Apart from restricted protein diet with ketoanaloges, Dr. Chan advised that CKD patients are encouraged to adopt healthy and diverse diets, whereas plant-based foods are more preferable than animal-based ones. “A plant-based diet is rich in anti-inflammatory nutrients, fibres, and phytochemicals, and it has been shown to reduce proteinuria and decrease metabolic acidosis,” she commented. Essentially, CKD patients should maintain an adequate caloric intake to prevent malnutrition. For patients with stable CKD, 25-35 kcal/kg body weight per day is need in general, based on age, sex, level of physical activity, body composition, weight status goals and CKD stage13. Particularly, Dr. Chan reminded that CKD patients should avoid ultra-processed foods, such as sweetened beverages, fast foods, frozen meals, chips, candy, and pastries, since these foods can promote inflammation and may worsen kidney function.
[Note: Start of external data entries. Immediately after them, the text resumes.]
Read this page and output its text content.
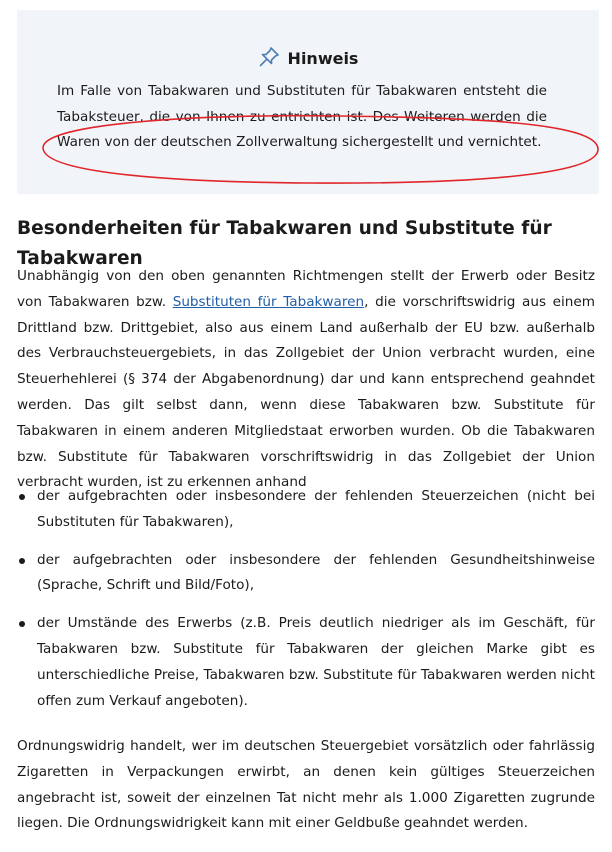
Hinweis
Im Falle von Tabakwaren und Substituten für Tabakwaren entsteht die Tabaksteuer, die von Ihnen zu entrichten ist. Des Weiteren werden die Waren von der deutschen Zollverwaltung sichergestellt und vernichtet.
Besonderheiten für Tabakwaren und Substitute für Tabakwaren

Unabhängig von den oben genannten Richtmengen stellt der Erwerb oder Besitz von Tabakwaren bzw. Substituten für Tabakwaren, die vorschriftswidrig aus einem Drittland bzw. Drittgebiet, also aus einem Land außerhalb der EU bzw. außerhalb des Verbrauchsteuergebiets, in das Zollgebiet der Union verbracht wurden, eine Steuerhehlerei (§ 374 der Abgabenordnung) dar und kann entsprechend geahndet werden. Das gilt selbst dann, wenn diese Tabakwaren bzw. Substitute für Tabakwaren in einem anderen Mitgliedstaat erworben wurden. Ob die Tabakwaren bzw. Substitute für Tabakwaren vorschriftswidrig in das Zollgebiet der Union verbracht wurden, ist zu erkennen anhand

der aufgebrachten oder insbesondere der fehlenden Steuerzeichen (nicht bei Substituten für Tabakwaren),
der aufgebrachten oder insbesondere der fehlenden Gesundheitshinweise (Sprache, Schrift und Bild/Foto),
der Umstände des Erwerbs (z.B. Preis deutlich niedriger als im Geschäft, für Tabakwaren bzw. Substitute für Tabakwaren der gleichen Marke gibt es unterschiedliche Preise, Tabakwaren bzw. Substitute für Tabakwaren werden nicht offen zum Verkauf angeboten).

Ordnungswidrig handelt, wer im deutschen Steuergebiet vorsätzlich oder fahrlässig Zigaretten in Verpackungen erwirbt, an denen kein gültiges Steuerzeichen angebracht ist, soweit der einzelnen Tat nicht mehr als 1.000 Zigaretten zugrunde liegen. Die Ordnungswidrigkeit kann mit einer Geldbuße geahndet werden.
In conclusion, restricted protein diet supplemented with ketoanalogues has been demonstrated to effectively delay CKD progression. Given that most existing studies on restricted protein diet with ketoanaloges included primarily CKD stage 3-5 patients, further investigations on its benefits for earlier stage CKD are highly desirable.
References
1. PCouser et al. Kidney Int 2011; 80: 1258–70. 2. Stevens et al. Kidney Int 2024; 105: S117–314. 3. Kim and Jung. Korean J Intern Med 2020; 35: 1279. 4. Chewcharat et al. J Ren Nutr 2020; 30: 189–99. 5. Bellizzi et al. BMC Nephrol 2018; 19: 1–11. 6. Cupisti et al. Journal of Clinical Medicine 2020, Vol 9, Page 3644 2020; 9: 3644. 7. Zhang et al. Journal of Ethnic Foods 2020; 7: 1–10. 8. Collister et al. Can J Kidney Health Dis 2019; 6. DOI:10.1177/2054358119882667. 9. Bellizzi et al. Nutrients 2022; 14. DOI:10.3390/NU14030441/S1. 10. Garneata et al. J Am Soc Nephrol 2016; 27: 2164–76. 11. Ariyanopparut et al. Sci Rep 2023; 13: 15459. 12. Chan et al. APCN & KSN 2024; : A0373. 13. Ikizler et al. Am J Kidney Dis 2020; 76: S1–107.